HIV cases more than double in Middle East and North Africa
Cases of HIV have more than doubled in the Middle East and North Africa over the last decade, new research shows.
The number of new HIV infections in five countries – Jordan, Tunisia, Egypt, Morocco, and Lebanon – have risen by 116 per cent since 2010 and are expected to rise even further, according to a report from the charity Frontline Aids.
Ongoing conflicts and displacement, which have placed people in the region more at risk of HIV infection, are partly to blame for the rise, the report's authors say.
High levels of stigma in the region – including laws banning homosexuality – have also created barriers for vulnerable populations to access life-saving HIV prevention and treatments.
At least 22,962 cases of HIV were recorded in 2023, compared to less than 11,000 cases in 2010. The rise bucks global trends, which have seen a 39 per cent decrease in new HIV infections over the same period.
'This is a crisis. The MENA region is being left behind. Without urgent investment and action, we could see the HIV epidemic escalating at an unprecedented rate,' said Golda Eid, Programmes Lead at Frontline AIDS.
The report warns that limited political will and inadequate funding to tackle HIV in the MENA region are resulting in spiralling numbers of infections.
'I believe the actual numbers are much higher than those reported. The 116 per cent increase is linked to very limited testing coverage, and the size of the key affected population is not well known,' said Dr Mohammed El Khammas, Head of International Actions at Association for the Fight Against AIDS.

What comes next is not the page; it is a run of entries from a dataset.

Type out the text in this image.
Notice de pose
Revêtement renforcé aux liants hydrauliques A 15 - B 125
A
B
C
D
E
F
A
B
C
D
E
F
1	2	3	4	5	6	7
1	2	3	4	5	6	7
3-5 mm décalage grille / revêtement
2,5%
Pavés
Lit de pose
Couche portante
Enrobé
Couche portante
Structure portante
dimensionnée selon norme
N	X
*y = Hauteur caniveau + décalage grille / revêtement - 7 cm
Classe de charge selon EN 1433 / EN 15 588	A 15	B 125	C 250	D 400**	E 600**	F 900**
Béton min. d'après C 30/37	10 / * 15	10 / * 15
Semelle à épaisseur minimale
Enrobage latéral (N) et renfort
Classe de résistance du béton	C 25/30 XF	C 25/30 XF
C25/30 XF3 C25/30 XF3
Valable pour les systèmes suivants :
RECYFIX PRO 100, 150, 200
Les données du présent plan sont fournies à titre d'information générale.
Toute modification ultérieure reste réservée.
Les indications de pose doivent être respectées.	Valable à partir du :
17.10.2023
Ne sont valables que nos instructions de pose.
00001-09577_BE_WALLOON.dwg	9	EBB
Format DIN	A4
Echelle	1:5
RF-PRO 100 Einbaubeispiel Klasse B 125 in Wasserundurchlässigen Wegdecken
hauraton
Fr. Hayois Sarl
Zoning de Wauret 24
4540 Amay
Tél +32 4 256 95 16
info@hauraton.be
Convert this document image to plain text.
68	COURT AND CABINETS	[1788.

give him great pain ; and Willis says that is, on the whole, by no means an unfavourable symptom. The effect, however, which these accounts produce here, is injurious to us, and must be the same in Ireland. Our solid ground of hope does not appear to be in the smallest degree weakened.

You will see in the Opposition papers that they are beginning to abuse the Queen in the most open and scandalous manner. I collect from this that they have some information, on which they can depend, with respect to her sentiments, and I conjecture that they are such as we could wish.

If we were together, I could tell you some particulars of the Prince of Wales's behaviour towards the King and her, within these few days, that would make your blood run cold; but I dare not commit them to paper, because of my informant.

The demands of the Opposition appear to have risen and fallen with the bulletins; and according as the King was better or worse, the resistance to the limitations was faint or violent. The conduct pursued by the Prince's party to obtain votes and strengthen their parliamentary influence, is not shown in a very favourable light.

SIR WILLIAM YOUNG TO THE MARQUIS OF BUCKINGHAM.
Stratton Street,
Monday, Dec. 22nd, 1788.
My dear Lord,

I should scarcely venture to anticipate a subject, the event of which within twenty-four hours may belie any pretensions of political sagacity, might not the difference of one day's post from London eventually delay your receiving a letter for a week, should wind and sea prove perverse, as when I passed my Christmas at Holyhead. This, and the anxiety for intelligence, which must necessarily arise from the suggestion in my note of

Despite surging infections, in 2023 the MENA region received less than one per cent of global funding for HIV, which Frontline Aid says leaves an 85 per cent funding shortfall to provide effective HIV response.
The report comes at the same time as experts have warned that US and UK aid cuts could trigger a huge resurgence in HIV cases, particularly in Africa, with up to 10.8 million more people expected to be infected globally by 2030 as critical HIV programmes are slashed.
'The current cuts to Pepfar and USAID-supported programmes have already disrupted access to essential HIV services, including for antiretroviral therapy and HIV prevention and testing,' said Dr Debra ten Brink, a scientist at Australia's Burnet Institute.
'Looking ahead, if other donor countries reduce funding, decades of progress to treat and prevent HIV could be unravelled.'
Frontline Aids is now calling for stronger political leadership, increased funding programs, the destigmatisation of key populations, improved service delivery, and integration of HIV into general humanitarian response to reduce the surge in infections.